55Contracts with multi-year financial implications
(1) A county government entity may enter into a contract which will impose financial obligations on the county government entity beyond a financial year.
(2) Contracts imposing financial obligations in excess of one year may be concluded by the accounting officer only if—
- (a) the accounting officer discloses all finalized and signed contracts by the beginning of a financial year;
- (b) the finalized and signed contracts are budgeted for first, before new projects are considered by the accounting officer of the county government entity; and
- (c) the accounting officer secures the resources required in line with the financing requirements set out in the contracts.
56Reorganisation of government functions
(1) The county government may make policy changes in a financial year leading to—
- (a) creation of an additional county government entities; or
- (b) transferring certain functions or services of an existing county government department and agencies to—
- (i) another existing county government department or agency; (ii) a new county government department or agency; or
- (c) abolition of an existing county government department or Agency and transferring its functions or services to one or more county government department or agency.

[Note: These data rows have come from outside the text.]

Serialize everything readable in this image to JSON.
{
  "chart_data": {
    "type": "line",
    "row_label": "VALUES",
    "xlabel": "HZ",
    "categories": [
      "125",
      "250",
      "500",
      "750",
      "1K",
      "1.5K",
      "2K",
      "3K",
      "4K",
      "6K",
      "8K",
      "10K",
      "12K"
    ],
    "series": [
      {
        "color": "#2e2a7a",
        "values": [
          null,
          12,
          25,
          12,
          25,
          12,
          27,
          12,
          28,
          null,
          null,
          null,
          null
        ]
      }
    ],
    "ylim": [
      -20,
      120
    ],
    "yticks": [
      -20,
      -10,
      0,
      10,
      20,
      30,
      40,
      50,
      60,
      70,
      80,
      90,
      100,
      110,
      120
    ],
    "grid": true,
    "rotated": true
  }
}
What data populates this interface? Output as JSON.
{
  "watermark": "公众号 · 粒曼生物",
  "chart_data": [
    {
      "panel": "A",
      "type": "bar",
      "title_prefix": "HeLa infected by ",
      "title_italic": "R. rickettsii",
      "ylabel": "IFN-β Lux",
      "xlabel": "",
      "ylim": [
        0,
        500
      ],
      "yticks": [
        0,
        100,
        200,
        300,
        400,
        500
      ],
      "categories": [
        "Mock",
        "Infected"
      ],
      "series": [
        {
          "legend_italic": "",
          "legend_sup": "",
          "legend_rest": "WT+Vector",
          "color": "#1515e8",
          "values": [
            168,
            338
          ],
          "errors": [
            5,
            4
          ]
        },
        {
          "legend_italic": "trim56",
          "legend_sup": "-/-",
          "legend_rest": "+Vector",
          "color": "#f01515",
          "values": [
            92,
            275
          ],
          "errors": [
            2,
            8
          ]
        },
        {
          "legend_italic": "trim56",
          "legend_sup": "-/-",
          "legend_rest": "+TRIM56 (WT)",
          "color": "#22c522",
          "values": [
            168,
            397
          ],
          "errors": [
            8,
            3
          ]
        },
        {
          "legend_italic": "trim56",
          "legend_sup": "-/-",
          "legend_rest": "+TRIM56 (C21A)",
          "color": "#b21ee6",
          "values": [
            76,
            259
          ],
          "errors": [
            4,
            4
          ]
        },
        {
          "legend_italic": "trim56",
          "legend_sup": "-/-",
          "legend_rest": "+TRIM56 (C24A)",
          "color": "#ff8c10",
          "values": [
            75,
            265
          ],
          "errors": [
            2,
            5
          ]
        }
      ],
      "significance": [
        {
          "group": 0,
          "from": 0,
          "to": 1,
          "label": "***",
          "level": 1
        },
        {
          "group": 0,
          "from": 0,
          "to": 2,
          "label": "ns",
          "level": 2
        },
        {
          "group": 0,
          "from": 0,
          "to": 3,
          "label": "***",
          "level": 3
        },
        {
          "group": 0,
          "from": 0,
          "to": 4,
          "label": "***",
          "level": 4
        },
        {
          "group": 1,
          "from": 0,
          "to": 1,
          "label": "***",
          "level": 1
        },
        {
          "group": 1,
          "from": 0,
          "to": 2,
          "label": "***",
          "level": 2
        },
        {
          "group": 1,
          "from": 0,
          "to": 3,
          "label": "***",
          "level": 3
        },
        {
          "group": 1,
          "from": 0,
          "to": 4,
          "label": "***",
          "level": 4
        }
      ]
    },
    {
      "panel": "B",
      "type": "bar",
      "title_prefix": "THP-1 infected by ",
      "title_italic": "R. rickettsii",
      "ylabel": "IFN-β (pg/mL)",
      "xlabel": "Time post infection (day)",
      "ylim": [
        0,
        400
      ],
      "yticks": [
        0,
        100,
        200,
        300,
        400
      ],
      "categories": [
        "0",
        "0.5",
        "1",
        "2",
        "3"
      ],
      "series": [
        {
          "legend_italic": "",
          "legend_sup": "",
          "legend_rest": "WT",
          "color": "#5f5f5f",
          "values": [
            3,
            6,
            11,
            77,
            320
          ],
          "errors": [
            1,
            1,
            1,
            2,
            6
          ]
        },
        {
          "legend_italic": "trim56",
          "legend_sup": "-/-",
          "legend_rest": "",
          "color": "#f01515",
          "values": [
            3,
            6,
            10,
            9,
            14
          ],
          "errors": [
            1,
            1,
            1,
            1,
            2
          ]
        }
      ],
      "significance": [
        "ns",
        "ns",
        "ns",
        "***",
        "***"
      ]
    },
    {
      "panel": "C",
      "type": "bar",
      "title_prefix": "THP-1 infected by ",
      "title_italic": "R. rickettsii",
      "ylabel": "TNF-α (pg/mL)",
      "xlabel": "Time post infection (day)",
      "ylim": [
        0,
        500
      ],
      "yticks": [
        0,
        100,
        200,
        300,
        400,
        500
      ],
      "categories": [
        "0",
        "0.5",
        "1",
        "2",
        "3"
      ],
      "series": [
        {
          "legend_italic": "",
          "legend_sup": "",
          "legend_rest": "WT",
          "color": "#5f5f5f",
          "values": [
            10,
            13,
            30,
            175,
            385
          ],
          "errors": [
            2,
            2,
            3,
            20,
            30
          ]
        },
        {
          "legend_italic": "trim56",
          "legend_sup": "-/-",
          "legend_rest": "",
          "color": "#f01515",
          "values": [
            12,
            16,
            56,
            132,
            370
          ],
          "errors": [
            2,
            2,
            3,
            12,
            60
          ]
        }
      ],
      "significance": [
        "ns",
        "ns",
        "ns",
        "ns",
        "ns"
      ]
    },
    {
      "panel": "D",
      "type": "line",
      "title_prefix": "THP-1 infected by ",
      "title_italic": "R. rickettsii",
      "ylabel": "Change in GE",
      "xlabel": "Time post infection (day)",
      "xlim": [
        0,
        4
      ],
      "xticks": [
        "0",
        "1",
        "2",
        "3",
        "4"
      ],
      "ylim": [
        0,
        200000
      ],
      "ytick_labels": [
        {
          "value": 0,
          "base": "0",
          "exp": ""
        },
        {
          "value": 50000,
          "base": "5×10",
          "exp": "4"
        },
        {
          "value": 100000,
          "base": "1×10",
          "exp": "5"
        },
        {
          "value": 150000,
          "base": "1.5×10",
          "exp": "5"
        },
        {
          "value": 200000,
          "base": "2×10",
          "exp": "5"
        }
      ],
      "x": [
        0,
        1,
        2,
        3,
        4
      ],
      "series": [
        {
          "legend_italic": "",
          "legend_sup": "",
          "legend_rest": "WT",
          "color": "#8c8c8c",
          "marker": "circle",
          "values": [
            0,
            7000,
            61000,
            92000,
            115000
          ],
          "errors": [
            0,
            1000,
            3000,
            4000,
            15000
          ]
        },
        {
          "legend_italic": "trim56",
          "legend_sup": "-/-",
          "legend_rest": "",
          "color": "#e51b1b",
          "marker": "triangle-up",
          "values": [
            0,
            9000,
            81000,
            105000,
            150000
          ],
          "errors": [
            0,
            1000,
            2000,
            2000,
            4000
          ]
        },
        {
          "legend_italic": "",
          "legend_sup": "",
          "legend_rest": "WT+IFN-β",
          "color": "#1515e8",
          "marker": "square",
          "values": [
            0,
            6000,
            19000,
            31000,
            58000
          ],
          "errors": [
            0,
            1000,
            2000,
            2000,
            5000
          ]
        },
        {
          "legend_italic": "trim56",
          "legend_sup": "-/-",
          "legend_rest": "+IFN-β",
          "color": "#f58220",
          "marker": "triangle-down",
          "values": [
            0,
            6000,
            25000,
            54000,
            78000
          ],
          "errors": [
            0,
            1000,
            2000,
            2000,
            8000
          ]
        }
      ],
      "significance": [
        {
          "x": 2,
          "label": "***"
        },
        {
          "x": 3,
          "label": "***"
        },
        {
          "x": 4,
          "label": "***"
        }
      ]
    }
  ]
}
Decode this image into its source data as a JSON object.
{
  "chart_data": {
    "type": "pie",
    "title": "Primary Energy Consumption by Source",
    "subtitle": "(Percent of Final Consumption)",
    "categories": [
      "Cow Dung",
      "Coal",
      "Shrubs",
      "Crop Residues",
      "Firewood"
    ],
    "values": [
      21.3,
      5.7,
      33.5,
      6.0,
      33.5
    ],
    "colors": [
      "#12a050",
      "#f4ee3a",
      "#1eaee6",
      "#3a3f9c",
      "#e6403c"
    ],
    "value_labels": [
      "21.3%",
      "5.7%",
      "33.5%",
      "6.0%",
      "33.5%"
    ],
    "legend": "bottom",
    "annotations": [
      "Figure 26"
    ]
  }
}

(2) Before embarking on accounting entries and other adjustments to reflect the changes in paragraph (1), it shall be necessary to agree on the Actual status of the vote in respect of the following aspects of the affected functions and services based on the ledger balances of a trial balance to be drawn on a date to be communicated by the County Treasury—
- (a) the gross budgetary provision;
- (b) the approved appropriation in aid, if any, and whether in cash or credit purchase;
- (c) the approved development partner assistance and county government entity own revenue whether in cash or credit purchase if any;
- (d) the net budgetary provision;
- (e) the gross expenditure incurred;
- (f) the amount of county government entity own revenue and development partner assistance applied in cash or in credit purchases; and
- (g) the sharing of amounts held in the below-the-line group of accounts.
(3) When a county department or agency is abolished, its vote shall cease to function and consequently it shall be necessary to extract a trial balance as at the date of abolition and to ascertain the state of financial affairs of that vote which shall include—
- (a) the budgetary provision;
- (b) expenditure incurred; and
- (c) cash balance.
(4) The statement shall also be accompanied by analysis of the below the line group of accounts, on the basis of which, it should then be agreed on the amount of the related budget provision, expenditure incurred and the below the line balances to be shared out, if necessary.
(5) The supplementary Appropriation Act will provide the details of the affected votes, and the County Treasury, shall inform the affected Accounting Officers of the effective date when they shall effect accounting entries in their books and other necessary inter-vote adjustments.
(6) The book-keeping entries of a new vote shall be effected as outlined in the National Treasury Guidelines issued.